Na semana, os futuros seguem em direções opostas: com queda de 0,06% e alta de 0,15%, respectivamente.

Neste pregão, os preços internos foram sustentados pela valorização do câmbio, fator que diminui a competitividade do milho brasileiro voltado à exportação. Próximo ao fim das negociações na B3, o dólar subia 1,28% a R$ 5,07.

Quanto à demanda internacional, segundo os dados definitivos divulgados pela Secretaria de Comércio Exterior (Secex) e analisados pela DATAGRO Grãos mostram que o Brasil embarcou 249 mil toneladas de milho em maio de 2026, volume 572% acima do registrado no mesmo mês de 2025 (37 mil t).

No entanto, a baixa dos contratos equivalentes na Bolsa de Chicago (CBOT), nos Estados Unidos, limitou maiores ganhos.

No campo, a colheita do milho de inverno 2025/26 teve início no Centro-Sul do Brasil, atingindo 1,1% da área projetada, mostra o levantamento realizado pela DATAGRO Grãos até a última sexta-feira (29).

O ritmo dos trabalhos se encontra levemente atrás do observado no mesmo período do ano passado (1,3%) e abaixo da média das últimas cinco safras (1,4%).
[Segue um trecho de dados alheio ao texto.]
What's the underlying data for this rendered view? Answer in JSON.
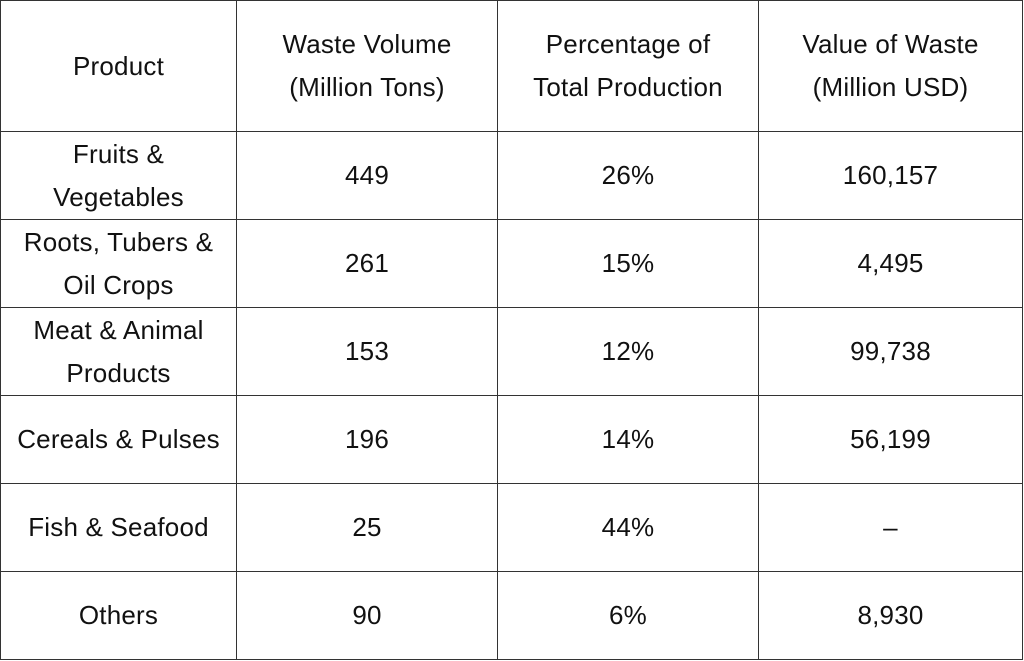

Até o momento, as atividades de campo tiveram início apenas nos estados do Mato Grosso e do Paraná, onde a colheita chegou a 2,0% e 0,5%, nesta ordem.

A estimativa da DATAGRO Grãos é de que serão colhidas 112,3 milhões de toneladas de milho na safra de inverno, o que resultaria numa produção combinada de 141,3 milhões de toneladas na temporada 2025/26, tendo em vista que foram colhidas 28,9 milhões de toneladas na safra de verão. O volume é 1% menor do que o registrado na safra 2024/25 (143,3 mi de t).

Amanhã (4), devido à celebração do Corpus Christi ponto facultativo em diversas capitais do país, as negociações estarão suspensas na B3. As operações na Bolsa Brasileira serão retomadas nesta sexta-feira (5).